Yazdıklarından yaptığım şu çıkarım doğru mudur?
Yabancı = Takıntılı
19 lig şampiyonluğunun 16'sını yabancı teknik adamla kazanmışız. Muhtemelen dünya değişti, Türkiye değişti gibi şeyler yazacaksın da ben peşinen yazayım cevabımı;
iyi hoca vardır - kötü hoca vardır
ya da
takıntılı hoca vardı - takıntısız hoca vardır.
Uyruğu - milliyeti etkili değil bu hususta zannımca. Yerli ya da yabancı futbolcu olsun, malzemecisinden tercümanına Zico hakkında tek bir kötü söz konuşan adam yok. Bu tek örnekten yola çıkıp bütün yabancı hocalar iyidir diyebilir miyiz mesela?
Mesela bizim jenerasyonun canı ciğeridir Aykut Kocaman. Duruşu da ortadadır. Yaptıkları, ettikleri belli. Her zaman + taraftadır benim nazarımda. Öte yandan Alex konusunda o da takıntılı bir tutum göstermedi mi? Süreci el birliğiyle yönetemediler. Başkanı da hocası da futbolcusu da el birliğiyle sıvadılar. Malum süreçte tek yumruk olan camiada başladı Aykutçuluk, Alexcilik, Azizcilik vesaire...
Şimdi tek bir örnekten, yani Aykut örneğinden yola çıkıp indirgemeci bir biçimde yerli hocalar yabancılara takıntılı mı diyeceğiz? İstikrar olmadığı müddetçe yerli-yabancı, sonuç aynı olacaktır.
Uyrukla ilgisi yok ve olamaz tabii ki evet de bizim getirdiğimiz ve getirmeye uğraştığımız kariyerli yabancı hocalar genellikle burayı küçümsüyorlar kendilerince haklı sebeplerle, kafalarındaki doğrular ile bu ligin gerçekleri uyuşmayabiliyor, doğrusunu bulana kadar da harcanacak para, zaman ve sabır maliyeti yükselip böyle olmayacağını gördükleri zaman da ligi tanımak için bir çaba sarf etmeyi bırakıp ligi, ülkeyi, insanları, takımı, oyuncuları, kendilerinden başka herkesi suçlayarak kendilerini kapatıyorlar, sonra onlardan da bir hayır gelmiyor.
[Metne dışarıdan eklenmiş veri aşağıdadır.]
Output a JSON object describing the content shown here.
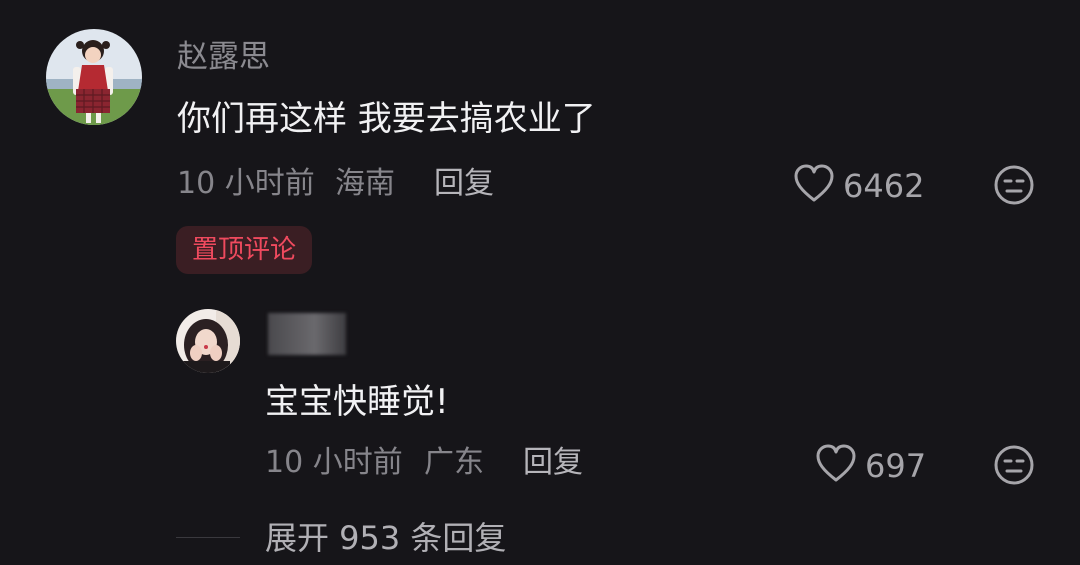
{
  "top_comment": {
    "username": "赵露思",
    "text": "你们再这样 我要去搞农业了",
    "time": "10 小时前",
    "location": "海南",
    "reply_label": "回复",
    "likes": "6462",
    "badge": "置顶评论"
  },
  "reply_comment": {
    "username": "",
    "text": "宝宝快睡觉!",
    "time": "10 小时前",
    "location": "广东",
    "reply_label": "回复",
    "likes": "697"
  },
  "expand_label": "展开 953 条回复",
  "colors": {
    "background": "#161519",
    "badge_text": "#ef4a5e",
    "badge_bg": "#3a1e23"
  },
  "icons": {
    "like": "heart-outline-icon",
    "emoji": "neutral-face-icon"
  }
}
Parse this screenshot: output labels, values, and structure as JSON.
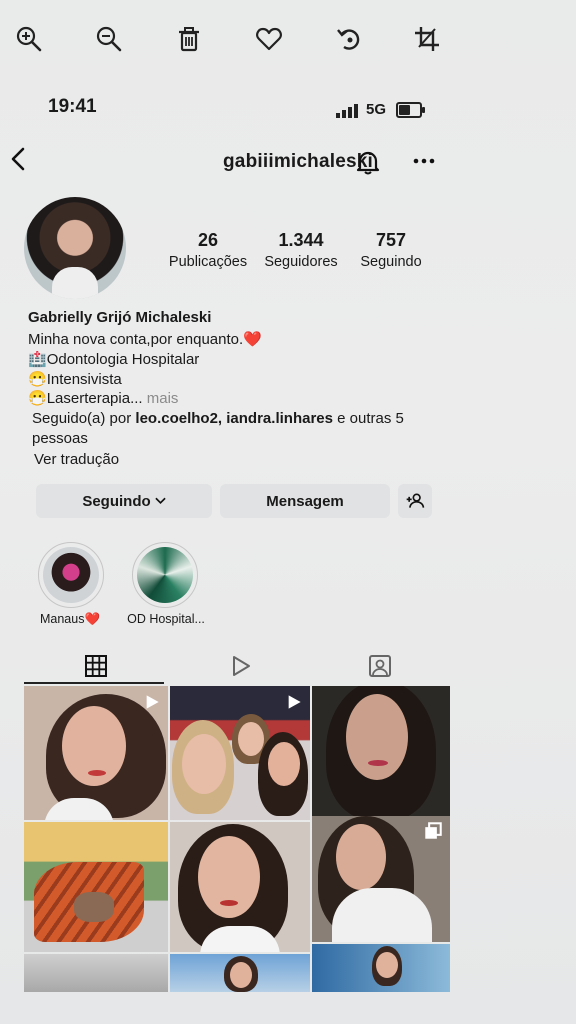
{
  "viewer_toolbar": {
    "icons": [
      "zoom-in-icon",
      "zoom-out-icon",
      "trash-icon",
      "heart-icon",
      "rotate-icon",
      "crop-icon"
    ]
  },
  "status_bar": {
    "time": "19:41",
    "network": "5G",
    "battery_level": 0.6
  },
  "header": {
    "username": "gabiiimichaleski"
  },
  "stats": [
    {
      "value": "26",
      "label": "Publicações"
    },
    {
      "value": "1.344",
      "label": "Seguidores"
    },
    {
      "value": "757",
      "label": "Seguindo"
    }
  ],
  "bio": {
    "name": "Gabrielly Grijó Michaleski",
    "line1": "Minha nova conta,por enquanto.",
    "line1_emoji": "❤️",
    "line2_emoji": "🏥",
    "line2": "Odontologia Hospitalar",
    "line3_emoji": "😷",
    "line3": "Intensivista",
    "line4_emoji": "😷",
    "line4": "Laserterapia...",
    "more": "mais",
    "followed_prefix": "Seguido(a) por ",
    "followed_names": "leo.coelho2, iandra.linhares",
    "followed_suffix": " e outras 5",
    "followed_suffix2": "pessoas",
    "translate": "Ver tradução"
  },
  "actions": {
    "following": "Seguindo",
    "message": "Mensagem"
  },
  "highlights": [
    {
      "label": "Manaus❤️"
    },
    {
      "label": "OD Hospital..."
    }
  ],
  "colors": {
    "accent_red": "#d9273a",
    "button_bg": "#e1e2e3"
  }
}
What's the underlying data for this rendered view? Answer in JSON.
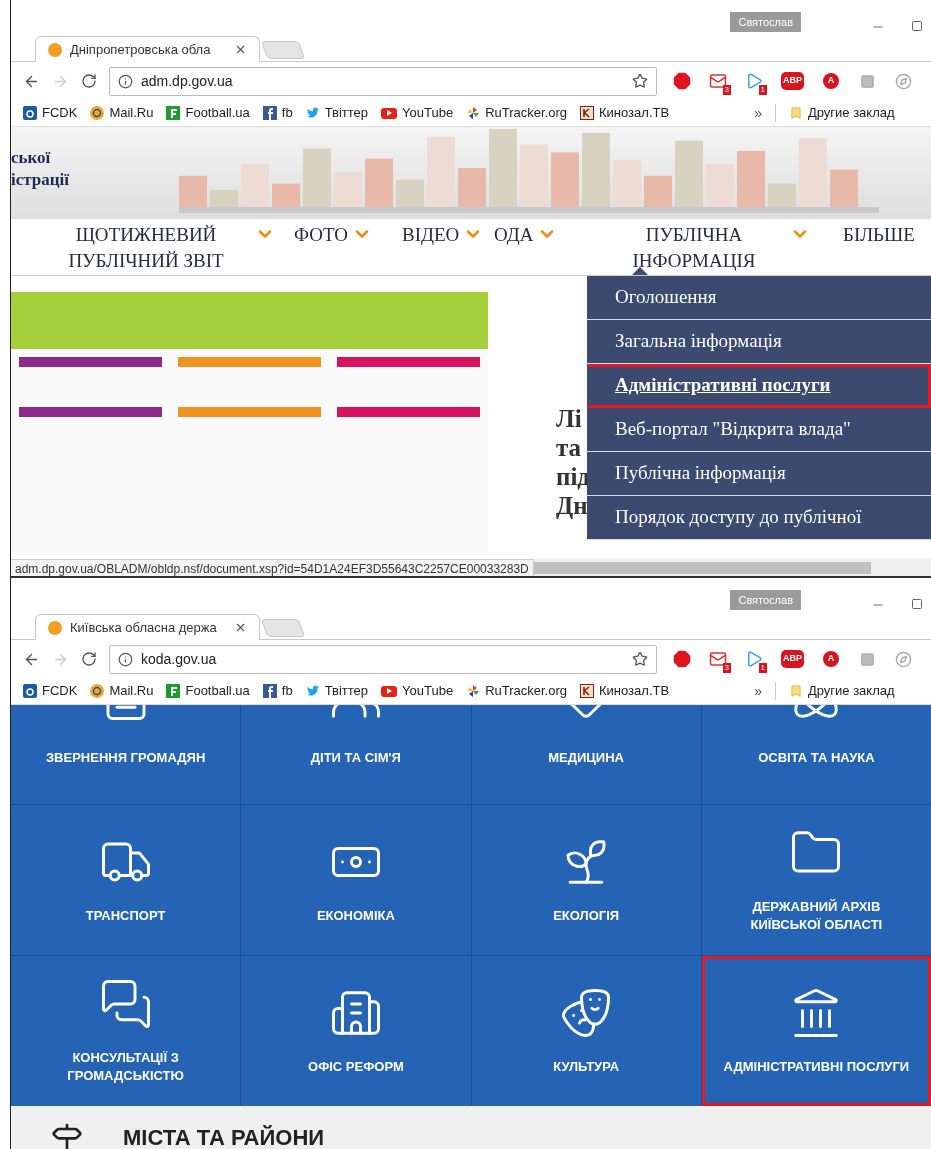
{
  "windows": [
    {
      "profile": "Святослав",
      "tab": {
        "title": "Дніпропетровська обла"
      },
      "address": "adm.dp.gov.ua",
      "extensions": [
        {
          "kind": "opera"
        },
        {
          "kind": "mail",
          "badge": "3"
        },
        {
          "kind": "player",
          "badge": "1"
        },
        {
          "kind": "abp",
          "label": "ABP"
        },
        {
          "kind": "adblock",
          "label": "A"
        },
        {
          "kind": "play"
        },
        {
          "kind": "compass"
        }
      ],
      "bookmarks": [
        {
          "kind": "fcdk",
          "label": "FCDK"
        },
        {
          "kind": "mail",
          "label": "Mail.Ru"
        },
        {
          "kind": "football",
          "label": "Football.ua"
        },
        {
          "kind": "facebook",
          "label": "fb"
        },
        {
          "kind": "twitter",
          "label": "Твіттер"
        },
        {
          "kind": "youtube",
          "label": "YouTube"
        },
        {
          "kind": "tracker",
          "label": "RuTracker.org"
        },
        {
          "kind": "kinozal",
          "label": "Кинозал.ТВ"
        }
      ],
      "more": "»",
      "other_bookmarks": "Другие заклад"
    },
    {
      "profile": "Святослав",
      "tab": {
        "title": "Київська обласна держа"
      },
      "address": "koda.gov.ua",
      "extensions": [
        {
          "kind": "opera"
        },
        {
          "kind": "mail",
          "badge": "3"
        },
        {
          "kind": "player",
          "badge": "1"
        },
        {
          "kind": "abp",
          "label": "ABP"
        },
        {
          "kind": "adblock",
          "label": "A"
        },
        {
          "kind": "play"
        },
        {
          "kind": "compass"
        }
      ],
      "bookmarks": [
        {
          "kind": "fcdk",
          "label": "FCDK"
        },
        {
          "kind": "mail",
          "label": "Mail.Ru"
        },
        {
          "kind": "football",
          "label": "Football.ua"
        },
        {
          "kind": "facebook",
          "label": "fb"
        },
        {
          "kind": "twitter",
          "label": "Твіттер"
        },
        {
          "kind": "youtube",
          "label": "YouTube"
        },
        {
          "kind": "tracker",
          "label": "RuTracker.org"
        },
        {
          "kind": "kinozal",
          "label": "Кинозал.ТВ"
        }
      ],
      "more": "»",
      "other_bookmarks": "Другие заклад"
    }
  ],
  "dp_page": {
    "banner_texts": [
      "ської",
      "істрації"
    ],
    "nav": [
      {
        "label": "ЩОТИЖНЕВИЙ ПУБЛІЧНИЙ ЗВІТ",
        "expanded": false
      },
      {
        "label": "ФОТО",
        "expanded": false
      },
      {
        "label": "ВІДЕО",
        "expanded": false
      },
      {
        "label": "ОДА",
        "expanded": false
      },
      {
        "label": "ПУБЛІЧНА ІНФОРМАЦІЯ",
        "expanded": true
      },
      {
        "label": "БІЛЬШЕ",
        "expanded": false
      }
    ],
    "dropdown": [
      {
        "label": "Оголошення",
        "highlighted": false
      },
      {
        "label": "Загальна інформація",
        "highlighted": false
      },
      {
        "label": "Адміністративні послуги",
        "highlighted": true
      },
      {
        "label": "Веб-портал \"Відкрита влада\"",
        "highlighted": false
      },
      {
        "label": "Публічна інформація",
        "highlighted": false
      },
      {
        "label": "Порядок доступу до публічної",
        "highlighted": false
      }
    ],
    "headline_fragments": [
      "Лі",
      "та",
      "під",
      "Дн"
    ],
    "status_url": "adm.dp.gov.ua/OBLADM/obldp.nsf/document.xsp?id=54D1A24EF3D55643C2257CE00033283D"
  },
  "koda_page": {
    "tiles": [
      {
        "label": "ЗВЕРНЕННЯ ГРОМАДЯН",
        "highlighted": false
      },
      {
        "label": "ДІТИ ТА СІМ'Я",
        "highlighted": false
      },
      {
        "label": "МЕДИЦИНА",
        "highlighted": false
      },
      {
        "label": "ОСВІТА ТА НАУКА",
        "highlighted": false
      },
      {
        "label": "ТРАНСПОРТ",
        "highlighted": false
      },
      {
        "label": "ЕКОНОМІКА",
        "highlighted": false
      },
      {
        "label": "ЕКОЛОГІЯ",
        "highlighted": false
      },
      {
        "label": "ДЕРЖАВНИЙ АРХІВ КИЇВСЬКОЇ ОБЛАСТІ",
        "highlighted": false
      },
      {
        "label": "КОНСУЛЬТАЦІЇ З ГРОМАДСЬКІСТЮ",
        "highlighted": false
      },
      {
        "label": "ОФІС РЕФОРМ",
        "highlighted": false
      },
      {
        "label": "КУЛЬТУРА",
        "highlighted": false
      },
      {
        "label": "АДМІНІСТРАТИВНІ ПОСЛУГИ",
        "highlighted": true
      }
    ],
    "section_title": "МІСТА ТА РАЙОНИ"
  }
}
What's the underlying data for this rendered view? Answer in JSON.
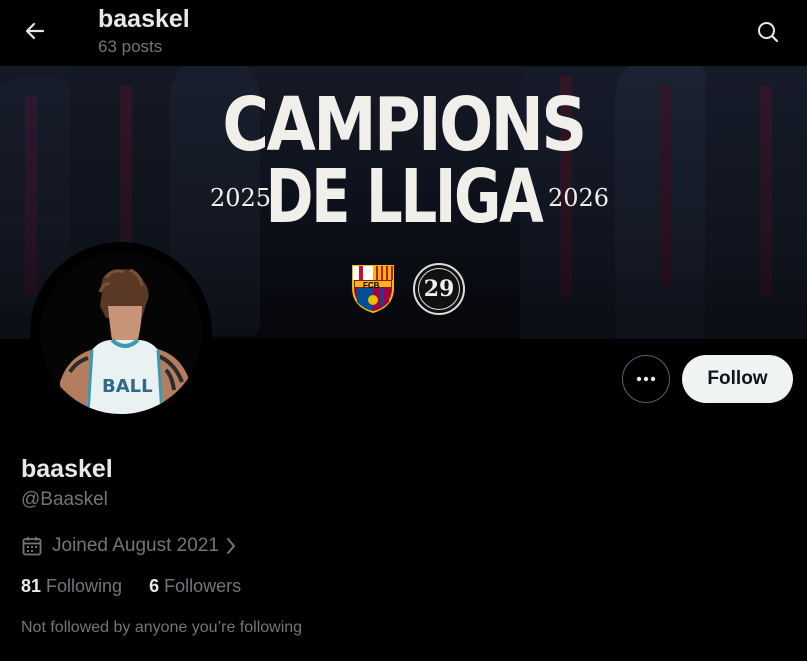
{
  "header": {
    "title": "baaskel",
    "posts_count": "63 posts",
    "back_icon": "arrow-left-icon",
    "search_icon": "search-icon"
  },
  "banner": {
    "headline_line1": "CAMPIONS",
    "headline_line2": "DE LLIGA",
    "year_left": "2025",
    "year_right": "2026",
    "badge_number": "29",
    "crest_letters": "FCB"
  },
  "profile": {
    "display_name": "baaskel",
    "handle": "@Baaskel",
    "joined": "Joined August 2021",
    "following_count": "81",
    "following_label": "Following",
    "followers_count": "6",
    "followers_label": "Followers",
    "note": "Not followed by anyone you’re following",
    "avatar_jersey_text": "BALL"
  },
  "actions": {
    "more_icon": "more-dots-icon",
    "follow_label": "Follow"
  },
  "colors": {
    "background": "#000000",
    "primary_text": "#e7e9ea",
    "secondary_text": "#71767b",
    "follow_button_bg": "#eff3f4",
    "follow_button_text": "#0f1419"
  }
}
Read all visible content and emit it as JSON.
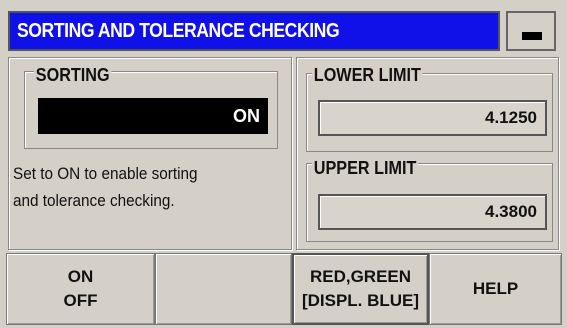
{
  "title": "SORTING AND TOLERANCE CHECKING",
  "title_bg": "#1010e8",
  "status_icon": "dash-icon",
  "sorting": {
    "label": "SORTING",
    "value": "ON"
  },
  "description": [
    "Set to ON to enable sorting",
    "and tolerance checking."
  ],
  "lower_limit": {
    "label": "LOWER LIMIT",
    "value": "4.1250"
  },
  "upper_limit": {
    "label": "UPPER LIMIT",
    "value": "4.3800"
  },
  "softkeys": [
    {
      "line1": "ON",
      "line2": "OFF"
    },
    {
      "line1": "",
      "line2": ""
    },
    {
      "line1": "RED,GREEN",
      "line2": "[DISPL. BLUE]"
    },
    {
      "line1": "HELP",
      "line2": ""
    }
  ]
}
Jesus'un yaptırdığı transferleri düşün. Samet takıntısını düşün. Derbi ve büyük maçlara üçlü savunma ile çıkıp hepsinde madara olmasına rağmen bunda ısrarını düşün. Vitor'un Topal Josef takıntısını ve doğruyu ancak son maçlarda bulmasını düşün. Fenerbahçe, Vitor Nani'yi forvet arkasına çekip kanatları Alper-Volkan yapmayı akıl edene kadar 6 ay kaybetti, şampiyonluk gitti. Advocaat her maç takımı suçladı. Ne bileyim, Jesus tüm kritik maçlarda üçlü ile oynamakta ısrar etti, sadece son kupa maçında bundan vazgeçti, takım kupayı kazandı. Mourinho da kafayı Samet'e, Mert'e filan takmış durumda. Çünkü bunlar kendilerini asla hatalı görmez. Şimdi Mourinho salak mı, değil. Osayi'nin orta kalitesi düşük, Mert'i alayım orta kessin, içeride Dzeko ve Neysri var diyor mesela. Bu kadar detaylı düşünmenin bu ligde bir yeri yok işte. Yabancı hocalar sistemlerine aşık adamlar. Sistemi değiştireceğine 200 milyon harcatıp yeni takım2 yapmayı tercih eder, sonra da bana zaman verilmedi, Türkiye'de sabır yok filan der. Jesus iki maçta GS'den yarım düzine gol yemiş, ligin sportif gerçekliği yok diye geziniyordu. Türkiye kupasının var ama herhalde kazandığına göre... Ki Jesus bence kalabilirdi, en azından Avrupa'da kupa ihtimali ciddi anlamda olurdu Fenerin.
Yani yerli hocaların da takıntıları, yanlışları oluyor ama onlarla konuşup bundan vazgeçirmek mümkün. Bunlar için imkânsız. Türkiye berbat bir yer der, işin içinden çıkarlar. Zinhar yanılamazlar.
Yabancı hocalarla acilen şampiyonluk gerektikçe şampiyon olamazsın. İstikrar sözüne de katılmıyorum. Sergen, Okan, Avcı ilk tam sezonlarında şampiyon oldular takımlarında. Aykut da 2010'da öyle oldu. Şampiyon olacak takım belli eder kendini.